Siguiendo con la explicación de la base de nuestro retablo, nos encontramos con las figuras de dos obispos y padres de la Iglesia: San Ambrosio y San Agustín. Una de las cosas que más llama la atención, es la estrecha relación entre los dos. San Ambrosio influyó de una manera determinante para que San Agustín se convirtiera al cristianismo. Los dos fueron obispos y obispos por aclamación. En aquella época era normal que los fieles eligieran a sus obispos en votación. La elección era muy sencilla. Los fieles se reunían en la catedral o en su caso en una iglesia y proponían en voz alta al candidato para el puesto de obispo. La gente una vez que oía los candidatos los elegía, aclamando a uno o guardando silencio ante el otro. Los dos fueron elegidos de una forma unánime y los dos, con su testimonio, vida y doctrina, ayudaron a que la iglesia no se apartara del camino marcado por Jesús. Fueron verdaderos pilares de la Iglesia naciente. No es de extrañar que aparezcan juntos en nuestro retablo mayor.

SAN AMBROSIO:
Nació en Roma y de joven estudió leyes y literatura. Al terminar sus estudios ejerció de abogado. Su fama fue grande por la elocuencia que empleaba en las causas que él llevaba. El emperador Valentiniano le nombró prefecto de las provincias de Liguria y Emilia, con sede en Milán. Estando Ambrosio en Milán, coincidió con la elección de obispo. Existían dos bandos enfrentados, hasta tal punto, que tuvo que intervenir para poner paz en la catedral. Ante su estupor, los fieles allí congregados le eligieron por unanimidad obispo. Ambrosio rechazó el ofrecimiento, pero el pueblo acudió al emperador para que apoyara su causa. Este le liberó de su cargo de prefecto (juez) y ratificó la elección realizada por el pueblo.

San Ambrosio influyó en la conversión de San Agustín. Un día que estaba San Agustín en la catedral escuchando a San Ambrosio, éste comenzó a refutar los errores de la secta maniquea de una forma tan clara y convincente, que logró arrancar del corazón de San Agustín y de su mente sus ideas maniqueas, que le apartaban de la verdadera fe de la Iglesia. No es de extrañar que esté representado en nuestro retablo mirando a San Agustín y con el corazón de éste en su mano izquierda. San Ambrosio fue el padre en la fe de San Agustín. Su fiesta se celebra el 7 de Diciembre.

SAN AGUSTÍN:
Agustín nació en Tagaste, una pequeña ciudad de Numidia en el año 354. Sus padres se llamaban Patrocinio y Mónica. Fue educado en la fe cristiana, pero no fue bautizado. De muy joven sintió la necesidad de encontrar la Verdad, el sentido de la vida y el origen de cuanto existe. Esta idea, que marcó su juventud, la creyó encontrar en la Filosofía maniquea, que afirmaba que la encarnación de Cristo no se realizó en un cuerpo real sino aparente y negaba la resurrección de la carne. Después de mucho buscar, encontró la Verdad en la fe cristiana, que su madre Mónica le había enseñado de muy pequeño. En una de sus obras, "Las confesiones", San Agustín pronunciará, después de su conversión al cristianismo, una de sus frases más célebres: "!Tarde te amé, Hermosura tan antigua y tan nueva, tarde te amé!. Y tú estabas dentro de mí y yo fuera, y así por fuera te buscaba".

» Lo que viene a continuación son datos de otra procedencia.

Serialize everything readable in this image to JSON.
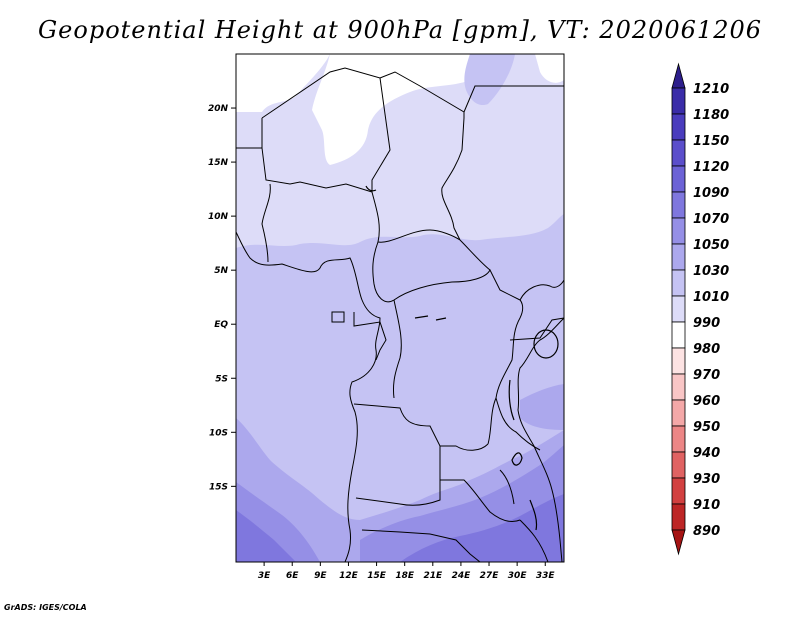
{
  "title": "Geopotential Height at 900hPa [gpm], VT: 2020061206",
  "credit": "GrADS: IGES/COLA",
  "map": {
    "lon_range": [
      0,
      35
    ],
    "lat_range": [
      -22,
      25
    ],
    "x_ticks": [
      "3E",
      "6E",
      "9E",
      "12E",
      "15E",
      "18E",
      "21E",
      "24E",
      "27E",
      "30E",
      "33E"
    ],
    "y_ticks": [
      "20N",
      "15N",
      "10N",
      "5N",
      "EQ",
      "5S",
      "10S",
      "15S"
    ],
    "field": "geopotential height 900hPa",
    "shading": "height increases from ~1010 gpm in the north to ~1090 gpm in the south"
  },
  "colorbar": {
    "labels": [
      "1210",
      "1180",
      "1150",
      "1120",
      "1090",
      "1070",
      "1050",
      "1030",
      "1010",
      "990",
      "980",
      "970",
      "960",
      "950",
      "940",
      "930",
      "910",
      "890"
    ],
    "colors": [
      "#2d1e8c",
      "#3a2ca8",
      "#4a3cbd",
      "#5b4ecb",
      "#6c62d6",
      "#7f77de",
      "#958fe6",
      "#aca8ed",
      "#c5c3f3",
      "#dddcf8",
      "#ffffff",
      "#fde3e3",
      "#f9c6c6",
      "#f4a8a8",
      "#ec8686",
      "#e06262",
      "#d24040",
      "#bd2626",
      "#a51313"
    ]
  }
}
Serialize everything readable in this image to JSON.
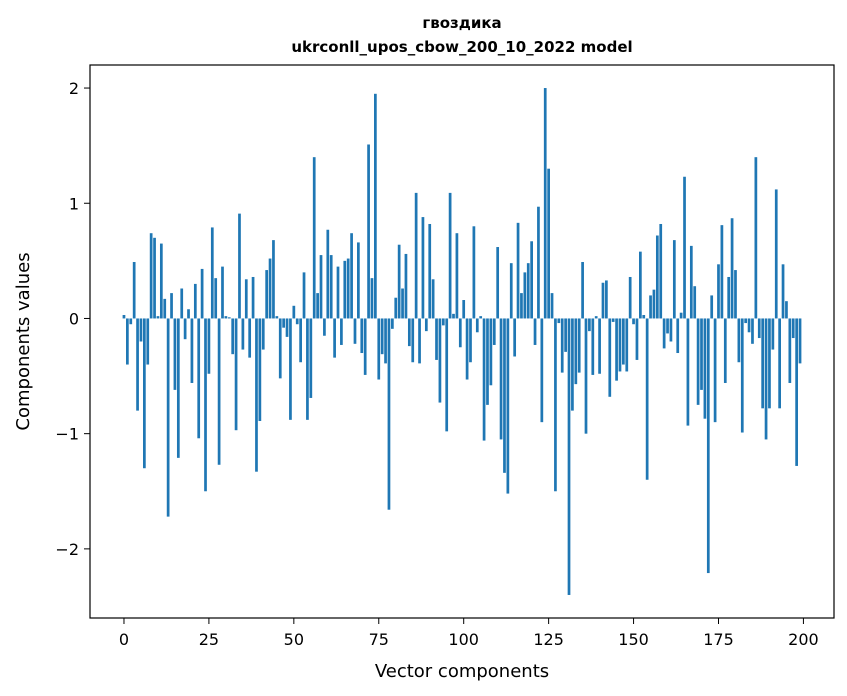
{
  "chart_data": {
    "type": "bar",
    "title": "гвоздика",
    "subtitle": "ukrconll_upos_cbow_200_10_2022 model",
    "xlabel": "Vector components",
    "ylabel": "Components values",
    "xlim": [
      -10,
      209
    ],
    "ylim": [
      -2.6,
      2.2
    ],
    "xticks": [
      0,
      25,
      50,
      75,
      100,
      125,
      150,
      175,
      200
    ],
    "xtick_labels": [
      "0",
      "25",
      "50",
      "75",
      "100",
      "125",
      "150",
      "175",
      "200"
    ],
    "yticks": [
      -2,
      -1,
      0,
      1,
      2
    ],
    "ytick_labels": [
      "−2",
      "−1",
      "0",
      "1",
      "2"
    ],
    "grid": false,
    "bar_color": "#1f77b4",
    "x": [
      0,
      1,
      2,
      3,
      4,
      5,
      6,
      7,
      8,
      9,
      10,
      11,
      12,
      13,
      14,
      15,
      16,
      17,
      18,
      19,
      20,
      21,
      22,
      23,
      24,
      25,
      26,
      27,
      28,
      29,
      30,
      31,
      32,
      33,
      34,
      35,
      36,
      37,
      38,
      39,
      40,
      41,
      42,
      43,
      44,
      45,
      46,
      47,
      48,
      49,
      50,
      51,
      52,
      53,
      54,
      55,
      56,
      57,
      58,
      59,
      60,
      61,
      62,
      63,
      64,
      65,
      66,
      67,
      68,
      69,
      70,
      71,
      72,
      73,
      74,
      75,
      76,
      77,
      78,
      79,
      80,
      81,
      82,
      83,
      84,
      85,
      86,
      87,
      88,
      89,
      90,
      91,
      92,
      93,
      94,
      95,
      96,
      97,
      98,
      99,
      100,
      101,
      102,
      103,
      104,
      105,
      106,
      107,
      108,
      109,
      110,
      111,
      112,
      113,
      114,
      115,
      116,
      117,
      118,
      119,
      120,
      121,
      122,
      123,
      124,
      125,
      126,
      127,
      128,
      129,
      130,
      131,
      132,
      133,
      134,
      135,
      136,
      137,
      138,
      139,
      140,
      141,
      142,
      143,
      144,
      145,
      146,
      147,
      148,
      149,
      150,
      151,
      152,
      153,
      154,
      155,
      156,
      157,
      158,
      159,
      160,
      161,
      162,
      163,
      164,
      165,
      166,
      167,
      168,
      169,
      170,
      171,
      172,
      173,
      174,
      175,
      176,
      177,
      178,
      179,
      180,
      181,
      182,
      183,
      184,
      185,
      186,
      187,
      188,
      189,
      190,
      191,
      192,
      193,
      194,
      195,
      196,
      197,
      198,
      199
    ],
    "values": [
      0.03,
      -0.4,
      -0.05,
      0.49,
      -0.8,
      -0.2,
      -1.3,
      -0.4,
      0.74,
      0.7,
      0.02,
      0.65,
      0.17,
      -1.72,
      0.22,
      -0.62,
      -1.21,
      0.26,
      -0.18,
      0.08,
      -0.56,
      0.3,
      -1.04,
      0.43,
      -1.5,
      -0.48,
      0.79,
      0.35,
      -1.27,
      0.45,
      0.02,
      0.01,
      -0.31,
      -0.97,
      0.91,
      -0.27,
      0.34,
      -0.34,
      0.36,
      -1.33,
      -0.89,
      -0.27,
      0.42,
      0.52,
      0.68,
      0.02,
      -0.52,
      -0.08,
      -0.16,
      -0.88,
      0.11,
      -0.05,
      -0.38,
      0.4,
      -0.88,
      -0.69,
      1.4,
      0.22,
      0.55,
      -0.15,
      0.77,
      0.55,
      -0.34,
      0.45,
      -0.23,
      0.5,
      0.52,
      0.74,
      -0.22,
      0.66,
      -0.3,
      -0.49,
      1.51,
      0.35,
      1.95,
      -0.53,
      -0.31,
      -0.39,
      -1.66,
      -0.09,
      0.18,
      0.64,
      0.26,
      0.56,
      -0.24,
      -0.38,
      1.09,
      -0.39,
      0.88,
      -0.11,
      0.82,
      0.34,
      -0.36,
      -0.73,
      -0.06,
      -0.98,
      1.09,
      0.04,
      0.74,
      -0.25,
      0.16,
      -0.53,
      -0.38,
      0.8,
      -0.12,
      0.02,
      -1.06,
      -0.75,
      -0.58,
      -0.23,
      0.62,
      -1.05,
      -1.34,
      -1.52,
      0.48,
      -0.33,
      0.83,
      0.22,
      0.4,
      0.48,
      0.67,
      -0.23,
      0.97,
      -0.9,
      2.0,
      1.3,
      0.22,
      -1.5,
      -0.04,
      -0.47,
      -0.29,
      -2.4,
      -0.8,
      -0.57,
      -0.47,
      0.49,
      -1.0,
      -0.11,
      -0.49,
      0.02,
      -0.48,
      0.31,
      0.33,
      -0.68,
      -0.03,
      -0.54,
      -0.46,
      -0.4,
      -0.46,
      0.36,
      -0.05,
      -0.36,
      0.58,
      0.03,
      -1.4,
      0.2,
      0.25,
      0.72,
      0.82,
      -0.26,
      -0.13,
      -0.2,
      0.68,
      -0.3,
      0.05,
      1.23,
      -0.93,
      0.63,
      0.28,
      -0.75,
      -0.62,
      -0.87,
      -2.21,
      0.2,
      -0.9,
      0.47,
      0.81,
      -0.56,
      0.36,
      0.87,
      0.42,
      -0.38,
      -0.99,
      -0.04,
      -0.12,
      -0.22,
      1.4,
      -0.17,
      -0.78,
      -1.05,
      -0.78,
      -0.27,
      1.12,
      -0.78,
      0.47,
      0.15,
      -0.56,
      -0.17,
      -1.28,
      -0.39
    ]
  }
}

Se convierte al cristianismo a la edad de 33 años, influido por su madre y por las enseñanzas de San Ambrosio. En el año 387 es bautizado en Milán por el obispo San Ambrosio. Vuelve a su patria y junto con un grupo de amigos comienza una vida monacal. A los 41 años acepta la sede episcopal de Hipona, al ser elegido obispo por aclamación popular, donde permaneció 34 años.

Su primera labor fue la de instruir al pueblo cristiano a través de sus sermones. También fue un gran escritor y una de sus grandes obras fue "La ciudad de Dios", una obra filosófica, en la que contrapone el ambiente del mundo representado en Roma, con la ciudad de Dios, el cielo, al que todo creyente aspira. No es de extrañar que en nuestro retablo esté representado con una torre, símbolo de la ciudad de Dios. Además organizó la vida religiosa en las iglesias africanas, escribió comentarios a las Sagradas Escrituras y no descuidó sus obligaciones como obispo. Murió en el 430 cuando los vándalos sitiaban Hipona. Su fiesta se celebra el 28 de Agosto.